How the zebrafish got its stripes

July 27, 2020

Animal patterns - the stripes, spots and rosettes seen in the wild - are a source of endless fascination, and now researchers at the University Bath have developed a robust mathematical model to explain how one important species, the zebrafish, develops its stripes.

In the animal kingdom, the arrangement of skin pigment cells starts during the embryonic stage of development, making pattern formation an area of keen interest not only for a lay audience but also for scientists - in particular, developmental biologists and mathematicians.

Zebrafish are invaluable for studying human disease. These humble freshwater minnows may seem to have little in common with mammals but in fact they show many genetic similarities to our species and boast a similar list of physical characteristics (including most major organs).

Zebrafish also provide fundamental insights into the complex, and often wondrous, processes that underpin biology. Studying their striking appearance may, in time, be relevant to medicine, since pattern formation is an important general feature of organ development. therefore, a better understanding of pigment pattern formation might give us insights into diseases caused by disruption to cell arrangements within organs.

The new mathematical model devised in Bath paves the way for further explorations into pigment patterning systems, and their similarity across different species. Pigmentation in zebrafish is an example of an emergent phenomenon - one in which individuals (cells in this case), all acting according to their own local rules, can self-organise to form an ordered pattern at a scale much larger than one might expect. Other examples of emergent phenomena in biology include the flocking of starlings and the synchronised swimming seen in schools of fish.

Dr Kit Yates, the mathematician from Bath who led the study, said: "It's fascinating to think that these different pigment cells, all acting without coordinated centralised control, can reliably produce the striped patterns we see in zebrafish. Our modelling highlights the local rules that these cells use to interact with each other in order to generate these patterns robustly."

"Why is it important for us to find a correct mathematical model to explain the stripes on zebrafish?" asks Professor Robert Kelsh, co-author of the study. "Partly, because pigment patterns are interesting and beautiful in their own right. But also because these stripes are an example of a key developmental process. If we can understand what's going on in the pattern development of a fish embryo, we may be able to gain deeper insight into the complex choreography of cells within embryos more generally."

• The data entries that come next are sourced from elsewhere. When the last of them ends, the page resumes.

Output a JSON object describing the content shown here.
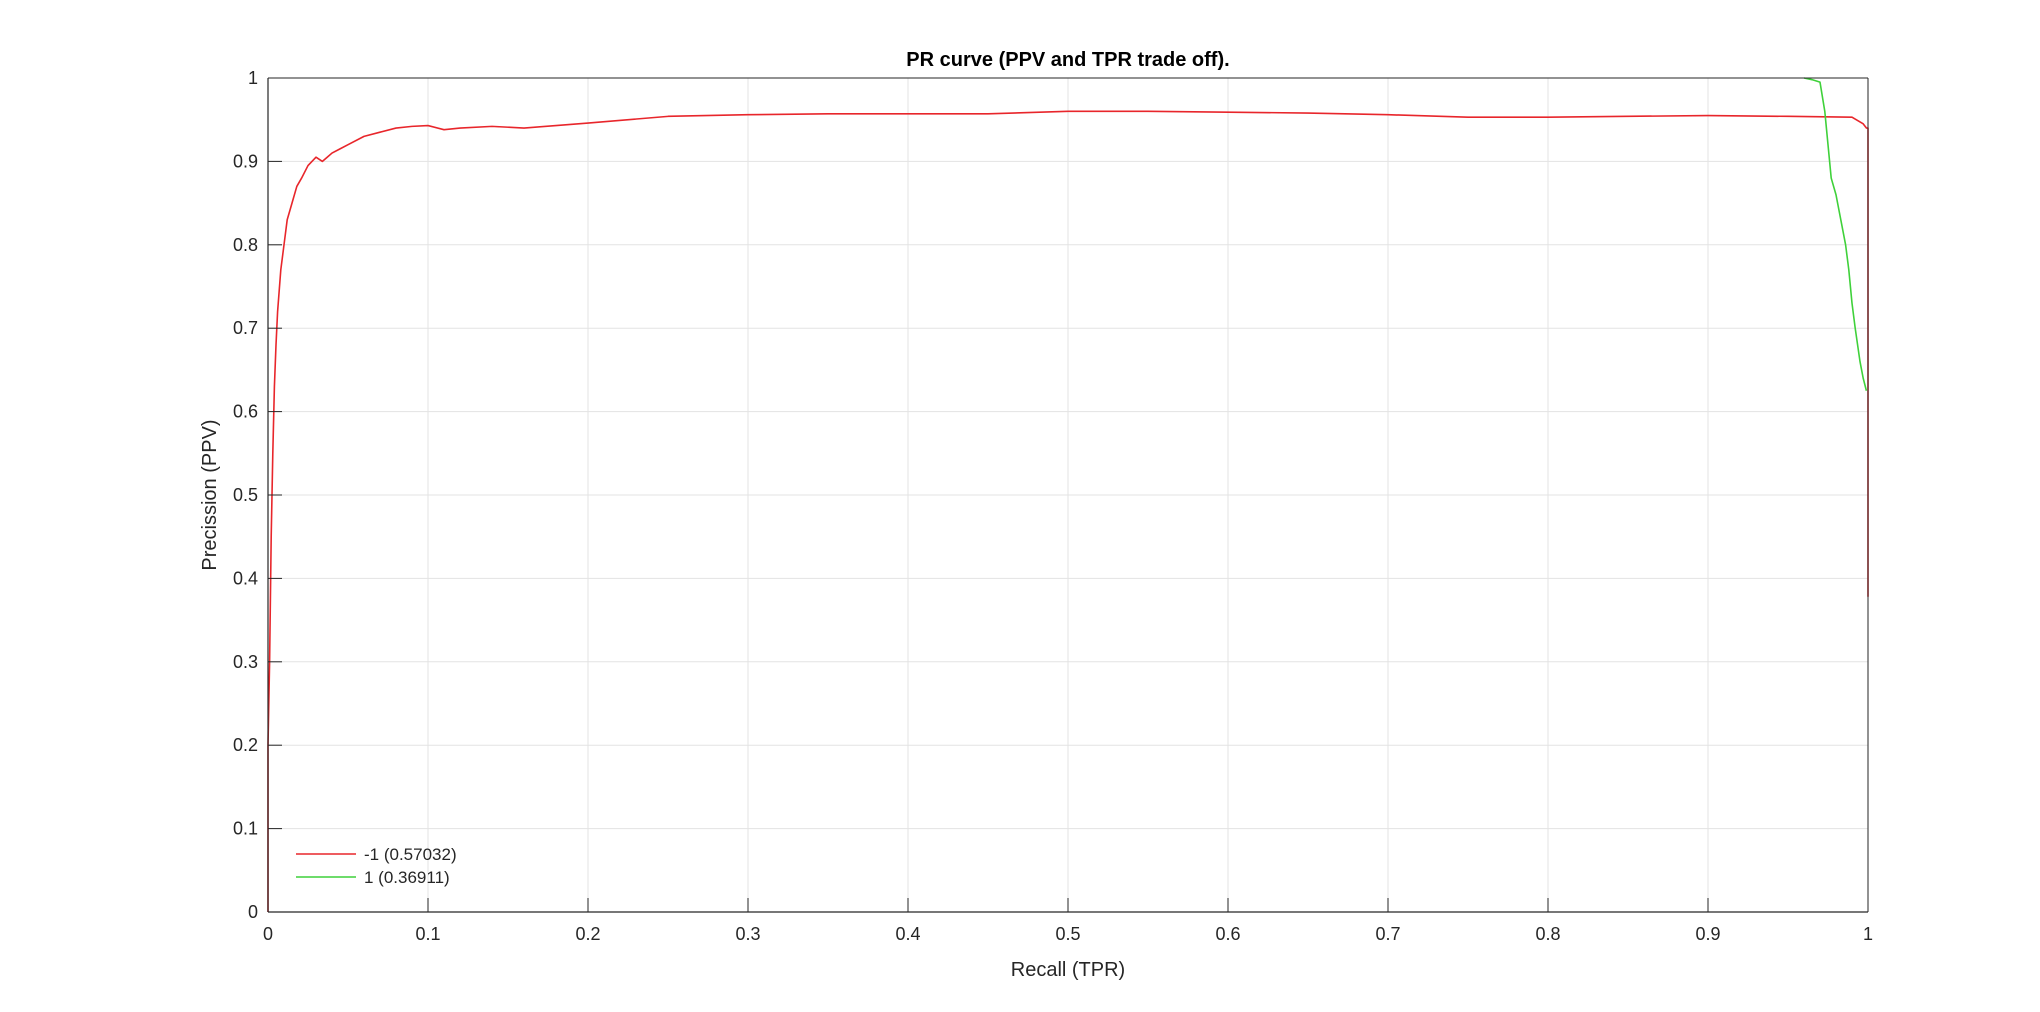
{
  "chart_data": {
    "type": "line",
    "title": "PR curve (PPV and TPR trade off).",
    "xlabel": "Recall (TPR)",
    "ylabel": "Precission (PPV)",
    "xlim": [
      0,
      1
    ],
    "ylim": [
      0,
      1
    ],
    "xticks": [
      "0",
      "0.1",
      "0.2",
      "0.3",
      "0.4",
      "0.5",
      "0.6",
      "0.7",
      "0.8",
      "0.9",
      "1"
    ],
    "yticks": [
      "0",
      "0.1",
      "0.2",
      "0.3",
      "0.4",
      "0.5",
      "0.6",
      "0.7",
      "0.8",
      "0.9",
      "1"
    ],
    "grid": true,
    "legend_position": "bottom-left",
    "series": [
      {
        "name": "-1 (0.57032)",
        "color": "#e8262b",
        "x": [
          0,
          0,
          0.001,
          0.002,
          0.003,
          0.004,
          0.005,
          0.006,
          0.008,
          0.01,
          0.012,
          0.015,
          0.018,
          0.021,
          0.025,
          0.03,
          0.034,
          0.037,
          0.04,
          0.045,
          0.05,
          0.06,
          0.07,
          0.08,
          0.09,
          0.1,
          0.11,
          0.12,
          0.14,
          0.16,
          0.18,
          0.2,
          0.25,
          0.3,
          0.35,
          0.4,
          0.45,
          0.5,
          0.55,
          0.6,
          0.65,
          0.7,
          0.75,
          0.8,
          0.85,
          0.9,
          0.95,
          0.99,
          0.997,
          0.999,
          1,
          1
        ],
        "y": [
          0,
          0.2,
          0.3,
          0.45,
          0.55,
          0.63,
          0.68,
          0.72,
          0.77,
          0.8,
          0.83,
          0.85,
          0.87,
          0.88,
          0.895,
          0.905,
          0.9,
          0.905,
          0.91,
          0.915,
          0.92,
          0.93,
          0.935,
          0.94,
          0.942,
          0.943,
          0.938,
          0.94,
          0.942,
          0.94,
          0.943,
          0.946,
          0.954,
          0.956,
          0.957,
          0.957,
          0.957,
          0.96,
          0.96,
          0.959,
          0.958,
          0.956,
          0.953,
          0.953,
          0.954,
          0.955,
          0.954,
          0.953,
          0.945,
          0.94,
          0.94,
          0.378
        ]
      },
      {
        "name": "1 (0.36911)",
        "color": "#3fd13a",
        "x": [
          0.96,
          0.965,
          0.97,
          0.973,
          0.975,
          0.977,
          0.98,
          0.983,
          0.986,
          0.988,
          0.99,
          0.992,
          0.995,
          0.997,
          0.999
        ],
        "y": [
          1,
          0.998,
          0.995,
          0.96,
          0.92,
          0.88,
          0.86,
          0.83,
          0.8,
          0.77,
          0.73,
          0.7,
          0.66,
          0.64,
          0.625
        ]
      }
    ]
  }
}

The stripes of an adult 'wild type' zebrafish are formed from pigment-containing cells called chromatophores. There are three different types of chromatophore in the fish, and as the animal develops, these pigment cells shift around on the animal's surface, interacting with one other and self-organising into the stripy pattern for which the fish are named. Occasionally, mutations appear, changing how the cells interact with each other during pattern development resulting in spotty, leopard-skin or maze-like labyrinthine markings.

Scientists know a lot about the biological interactions needed for the self-organisation of a zebrafish's pigment cells, but there has been some uncertainty over whether these interactions offer a comprehensive explanation for how these patterns form. To test the biological theories, the Bath team developed a mathematical model that incorporated the three cell types and all their known interactions. The model has proven successful, predicting the pattern development of both wild type and mutant fish.

Mathematicians have been trying to explain how zebrafish stripes form for many years, however many previous modelling attempts have been unable to account for the broad range of observed fish mutant patterns. Jennifer Owen, the scientist responsible for building and running the model, said "One of the benefits of our model is that, due to its complexity, it can help to predict the developmental defects of some less understood mutants. For example, our model can help to predict the cell-cell interactions that are defective in mutants such as leopard, which displays spots."